We define a correct alert to be one that notifies the SR team about a publication that will be included in the eventual SR report update. These are publications that include new evidence regarding interventions, populations, or study designs relevant to the report. An incorrect alert is an alert about publication that is not eventually included in the SR update; these are “false alarms”. The machine predictions are not perfect, and a range of settings trading off sensitivity and specificity are possible. Greater sensitivity means that the team will be notified about the publication of a greater fraction of articles that will be ultimately included in the review update (true positives, TP), at the cost of more false alarms (false positives, FP). Furthermore, some publications may be more important than others, in that, in addition to being included in the final SR, they may include specific novel, or higher quality evidence that could motivate the scheduling, priority, or initiation of a review update. We specifically annotate and study these important publications in the work described below. For the work described here, alerts are trigged when any potentially included publication is detected, whether this is a motivating publication or not.
New Update Alerts could be useful to the process of SR in several ways.
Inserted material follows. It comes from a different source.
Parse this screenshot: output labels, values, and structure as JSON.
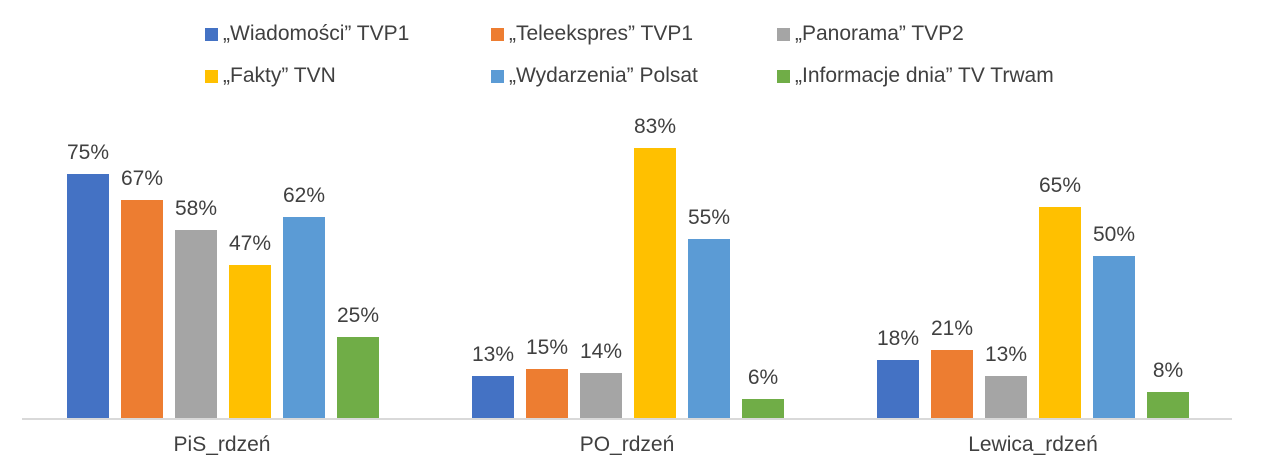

For example, the alerts could be used by the SR team to determine whether an SR needs an update, the urgency of the update, or when an update should be scheduled. Seeing potentially includable articles accumulate as they are published may be helpful in scheduling a review update. With a system providing New Update Alerts, reviewers could be made aware of studies potentially impacting the SR scope, conclusions, or recommendations at an earlier time. By examining the articles that result in alerts the reviewers could get a better initial idea of the quantity and quality of new information pertinent to an SR before actually scheduling or conducting the review update.
This would provide support for determining when to schedule an SR update. For example, whether a review update is needed as soon as possible, or could be postponed for a time. Given that the resources to conduct SRs are specialized and limited, the ability to coordinate review update scheduling across the full set of a team’s review topics would be a great advantage in best applying those resources and supporting the current needs of the practice of EBM. Furthermore, this could play an important role in obtaining funding to support the review. Since many SRs are dependent upon outside funding, new update alerts could provide the SR team lead with timely and important information to share with a funding organization.
Here we study the performance of an initial classification system for New Update Alert, leaving the issues surrounding exactly what kind of user interface to use with the alerts for future work.